Lesia aslında hem mimarlık okuyordu, hem de sosyal mecralarda tanınan bir 'influencer' dı. 22 yaşında olsada bir çok başarıya imza atmıştı.

Seren ise, konservatuar okuyordu. Henüz çok yüksek bir kitlesi olmasa da yüksek sayılabilecek bir kitlesi vardı.

Her ne kadar voleybolcu olsamda, Lesia'dan daha fazla takipçim vardı. Ama hiçbirimiz takipçi vesaire gibi sorunları dert etmiyorduk.

İyi ki böyle arkadaşlara sahibim...

Seren ilk, Lesia'yı gelmeden önce, kendisine kalması için hazırlattığı eve bıraktı. Ardından beni siteme bıraktı.

Ben güvenlik konusunda endişeli olduğum için sitede yaşıyordum. Bu sitenin bir çok güvenliği vardı. Tam tamına 59. katlıydı ve benim evim 59. Kattaydı. Her katta 3'er ev olsada son kat olduğu için benim katımda 2 ev vardı.

Bu sitede herkesin kalması mümkün değildi.

Orta gelirli ve hatta yüksek gelirli insanlar bile kalamıyordu. Yalnızca tanınan insanlar alınıyordu. Karşımdaki ev Amerika'ya giderken boştu, fakat sanırım artık doluydu çünkü kapısında bir kart vardı. Her dolu evin kapısında bir kart olurdu bu sitede.

Bu arada gelirken başka bir ev istememiştim. Çünkü buradaki güvene alışmıştım.

Kartımı evin yanındaki kartlığa astığım gibi şifreliğe şifremi girdim;

2020/01/14

15 yaşında voleybol hayatım başlamıştı. Benim için en önemli tarihlerden biriydi. Bu tarih benim için bir başlangıçtı.

Valizlerimi, giyinme odamdaki dolaplara yerleştirdim. Çok eşyamı getirmemiştim ama 4 büyük boy valiz vardı! Allah'tan ben taşımamıştım. Yoksa sakatlık garantiydi...

Duşumu aldım, ve yorgunlukla kendimi yatağa attım. 3 hafta içinde milletler ligi başlayacaktı. 1 hafta sonra antrenmanlara katılmam lazımdı. O yüzden uyku düzenimi düzenlenmeliydim.

...

Sabah odamdan içeri süzen ışık hüzmesi ile uyandım. Bugün küçüklükten beri hayalini kurduğum bir şeyi gerçekleştirilecektim.

Kedi sahiplencektim!

Bir eve bir kedi yeterdi ama bu güzeller güzeli kedinin de bir arkadaşa ihtiyacı vardı artık..

Düşünceler eşliğinde kalkıp, komidinin üstünde duran dijital saate baktım. Saat daha 10.50'ydi.

İlk banyoda elimi yüzümü yıkadım ardından ise kestane kahverengisine boyanan giyinme odama geldim.
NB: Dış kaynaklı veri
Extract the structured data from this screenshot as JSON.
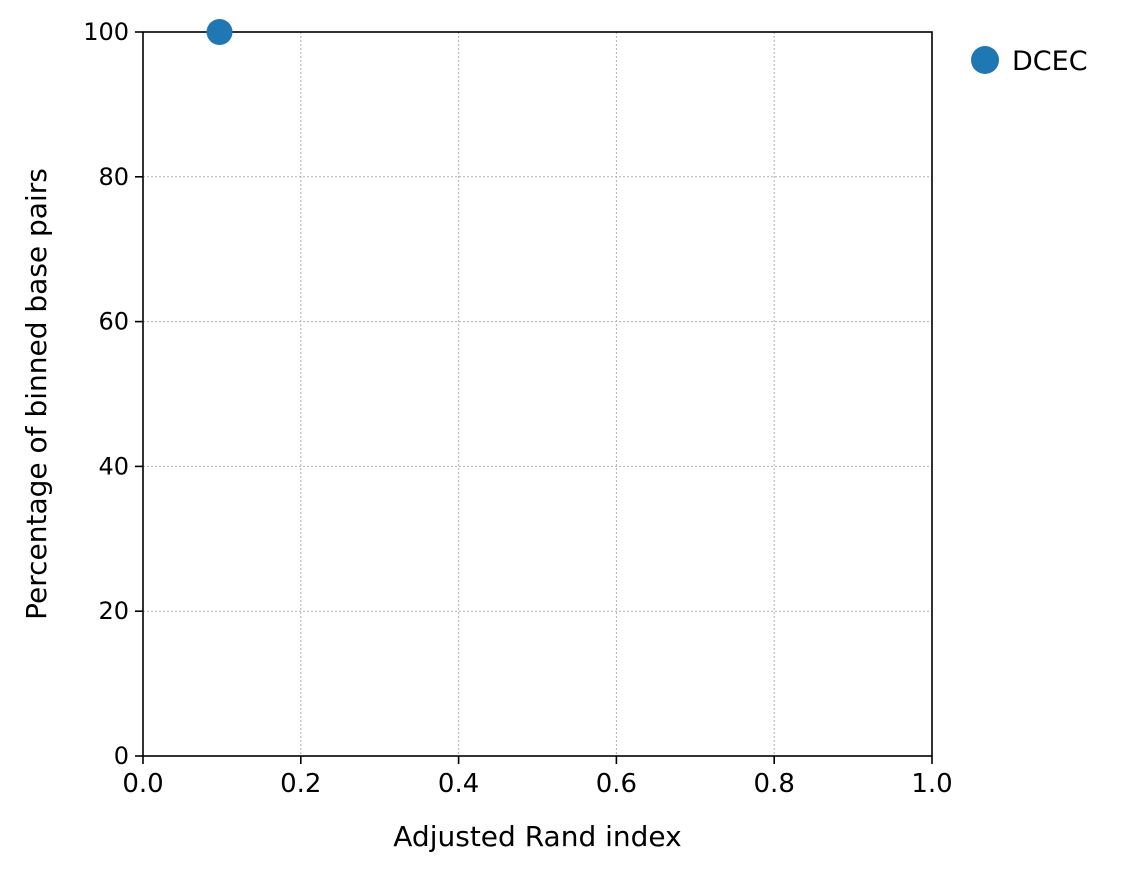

Üstüme bej rengi bir kargo pantolon, üstüne beyaz renkli ve kalın askılı bir crop, onun üstüne ise havalar hafif soğuduğu için önü tamamen açık olan fakat ortasında kurdele ile kapanmış, uzun kollu, pantolonumla aynı renk olan bir yelek giydim.

Altına ise beyaz converse markasından beyaz olan bir ayakkabı giydim.

Rahat ama güzel bir kombin olmuştu.

Sahipleneceğim kedi bembeyazdı. Aslında bir sahibi vardı, sahibi arkadaşımdı. Bakmadığını söylemiş olduğu için kedisini ben sahiplenecektim.

Çok heyecanlıydım. Ele avuca sığmayan ama minnacık olan bir kediydi.

Onu hele bir sahipleneyim, onu Galatasaray'lı yapacaktım. Ona makyaj bile yapardım!

Tamam belki biraz abarttım ama belli olmaz yani...

Makyaj masama oturup, nemlendirici sürdüm yüzüme.

Göz altımı kapatıcı ile kapatıp, birazcık allık sürdüm.

Biraz allığı abartmış olabilirim neyse...

Sanırım herşeyi abartıyordum şu sıralar. Neyse...

Sanırım her şeye neyse diyordum şu sıralar-

İç ses yeter artık a.. neyse

Dudaklarımı çerçeveleyip, gloss'umu sürdüm.

Aynaya baktığımda tam bir slay girl olmuştum. Bu düşünceye içten içe gülerken aklıma bir şey geldi.

‘Gloss'umuzu sürmeyi, gereksiz insanlardan nefret etmeyi ve Galatasaray'lı olmayı unutmayınız...’

Tamam belki bunu ben uydurmuş olabilirdim ama... Ne farkederdi işte!

Saatin 11.45 olduğunu görmemle, hızla dışarı çıktım. Kedimi alıp, eve geldiğimde onunla birlikte kahvaltı hazırladık. Tabii onun öncesinde ona toplu bir alışveriş yapmam gerekliydi.

Otoparka gittiğimde arabamı es geçip motoruma binmek isteği gelsede, kedimin de olacağı gerçeğiyle arabama yöneldim.

Arabayı çalıştırırken, bir yandan telefonumu arabaya bağlıyordum.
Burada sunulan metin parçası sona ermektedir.